Julia Barnes apareció como un espectro ante la puerta de mi despacho justo antes de comer. Se acercó y llamó.

—¿Te pillo en mal momento?

Le hice un gesto para que se sentara. Cerró la puerta detrás de ella, un pequeño gesto inconsciente de ostentación. Todo el mundo estaría atento ahora. En mi pequeño mundo, una puerta cerrada suena como un cañonazo. La gente se endereza y presta atención.

—¿Qué hay, niña?

—¿Te he dicho alguna vez que mis padres son húngaros?

Como inicio de una conversación urgente, me intrigó, debo admitirlo.

—Mi nombre de soltera es Teleki.

—¡Nobleza!

Giró la cabeza a un lado, el cabello le cayó sobre los labios y se rio.

—Y de Utica, nada menos.

Yo no tenía ni idea, pero ahora que lo mencionaba, esos ojos traicionaban el pesimismo húngaro que tanta mala fama tenía.

—Tu gente proviene de esa parte del mundo también, me parece.

—Por supuesto. Judíos polacos de la Galitzia centroeuropea, súbditos de los Habsburgo. — Saqué un cigarrillo y puse los pies encima de la mesa-. No eran Teleki, pero uno de mis parientes tenía un «von» delante de su nombre. ¿Te preocupa la genealogía, hoy?
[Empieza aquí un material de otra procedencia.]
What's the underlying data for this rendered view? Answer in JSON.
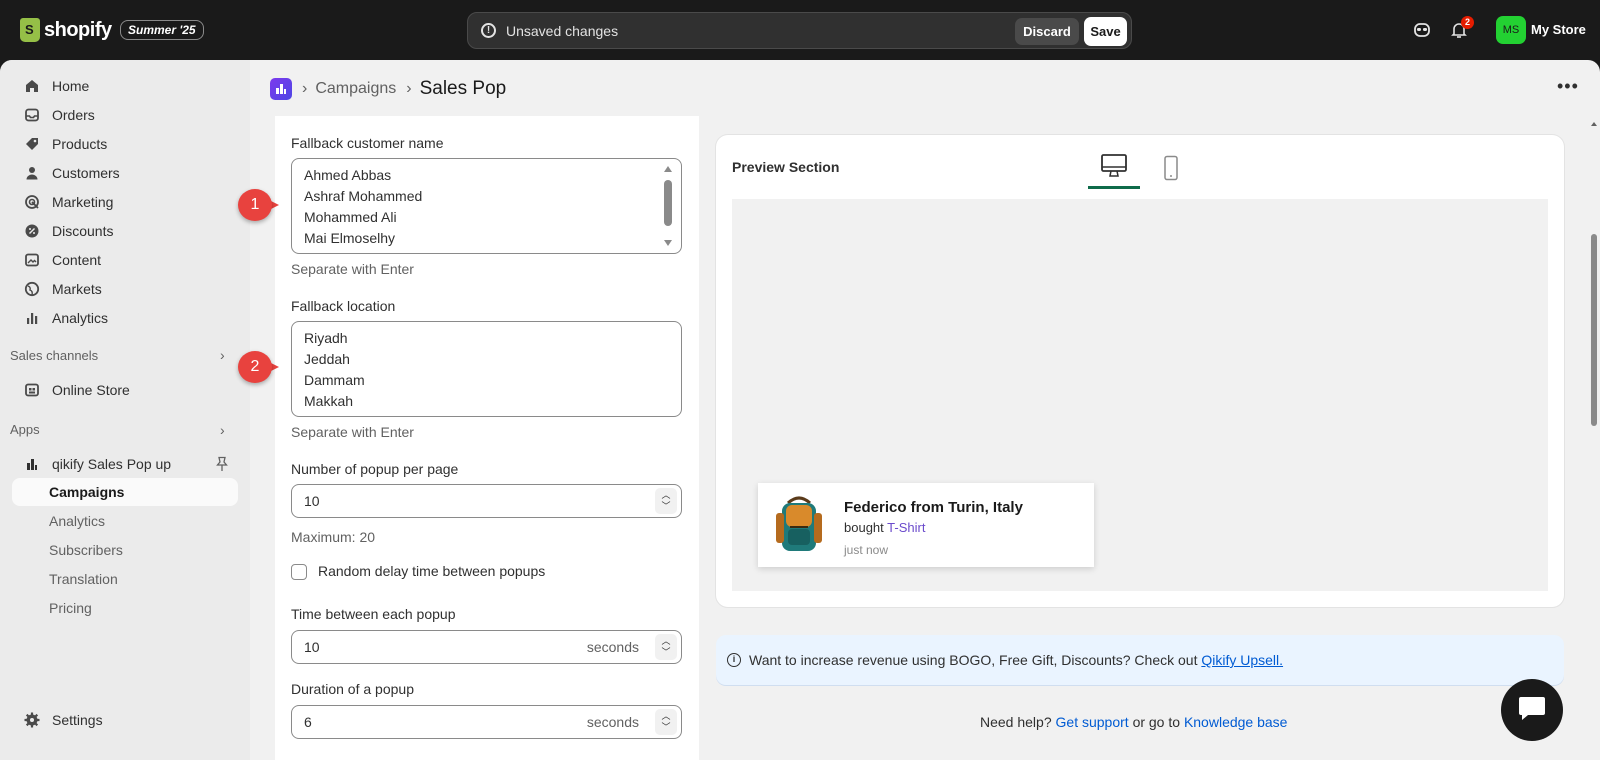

—Por favor, no pienses que estoy loca. — Se aclaró la garganta y bajó la voz, a pesar de que la puerta estaba cerrada-. Remschneider está digitalizando esas cintas que llegaron de Rumania.

No parecía asunto mío. ¿Se trataba de una pequeña estratagema para sustituir a Remschneider en el trabajo de edición? ¿Intentaba atraerme a la maquinación? Si era así, no se lo agradecía.

—¿Y qué?

Apoyó el codo en el escritorio y bajó la cabeza, como si fuera a susurrar a través de la rejilla de un muro de prisión.

—No existe ninguna historia rumana. Ni siquiera hay un presupuesto para esa historia rumana. Y si no hay una cifra de presupuesto, no puede haber un editor. Así que, ¿por qué está editando?

No conseguía ver cómo esto me afectaba, a pesar de una vaga conexión con otros asuntos con Rumania. Pero sentí un pinchazo de nerviosismo, como si esa información pudiera ser relevante en algún ignoto sentido.

—¿Estás segura de que no existe ninguna cifra de presupuesto? Debe de haberla.

En ese momento, pareció contenerse. Se recostó en la silla y levantó un poco la voz. Se había ofendido por mi tono, que era lo único que me faltaba.

—No soy una idiota, Austen. Estoy muy segura. No existe ninguna cifra de presupuesto. De todas maneras, ésa no es la cuestión.

—¿Puedo preguntar por qué te preocupa tanto?

Se ruborizó y me supo mal por ella. Había pasado una semana sin dormir a causa de la historia del payaso de rodeo y necesitaba irse a casa y descansar. Según mi experiencia, en este negocio, la falta de sueño es el ignorado gran destructor de una carrera.